MiniMax M3 vs GPT-5.5 and Gemini 3.1 Pro: 1M Context and Native-Multimodality

M3 is very competitive to GPT-5.5 and Gemini 3.1 Pro, it uses MiniMax Sparse Attention (MSA) to make long context practical.

The numbers are interesting but the architecture is more interesting.

Personally I think that there is finally a cheap model with vision, long context, and coding-agent capability but also can't help to ask "Is this benchmark-optimized but weaker in real use? Will it run locally ortoo large for local hardware?"

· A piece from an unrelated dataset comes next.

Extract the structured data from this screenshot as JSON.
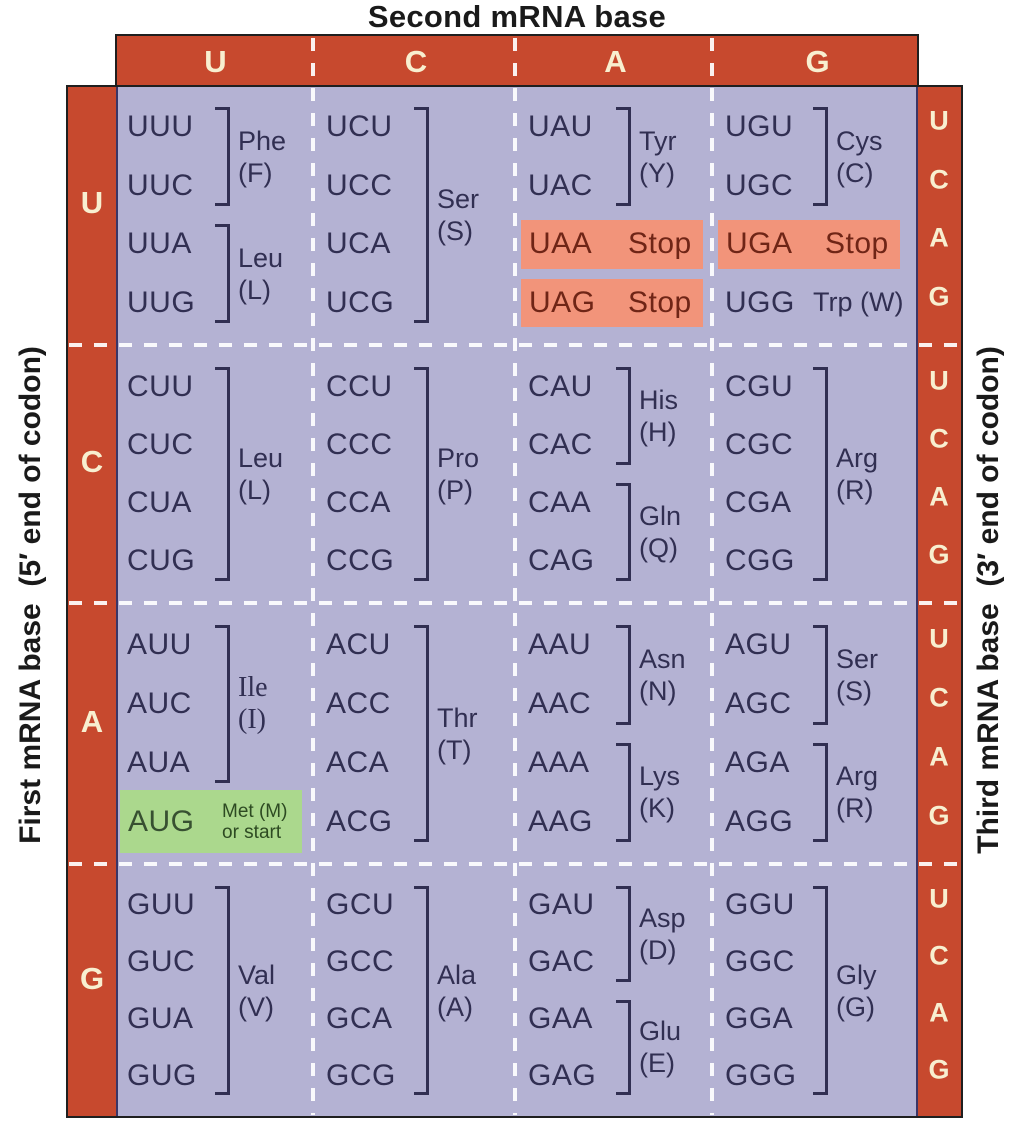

M3 is a strong signal that the agent stack is moving from closed frontier APIs toward hybrid, cheaper, multimodal, long-context systems that engineering teams can actually route, evaluate, and eventually self-host.

Here's independent DeepSWE run:

Let's walk through what shipped, what did not ship yet, how to start using it, and what an M3-based agent workflow should look like if you care about reliability.

If you started to replace GPT or Gemini models with MiniMax, Kimi or GLM variants, I'd love to hear your experience in the comments too.

The 30-second brief

MiniMax M3 was released on June 1, 2026 and API is available now.

You can call it through:

OpenAI-compatible Chat Completions at https://api.minimax.io/v1
Anthropic-compatible Messages at https://api.minimax.io/anthropic
Claude Code-style tools
OpenCode
Cursor, Cline, Roo Code, TRAE, and other tools that accept custom OpenAI-compatible or Anthropic-compatible endpoints

The model ID is:

MiniMax-M3

MiniMax-M3

OpenAI-compatible Chat Completions endpoint supports text, image, video, and tool-call content for M3.

Pricing has a 512K input-token boundary: calls at or below 512K input tokens are billed at the standard rate, and calls above 512K are billed at a higher long-context rate.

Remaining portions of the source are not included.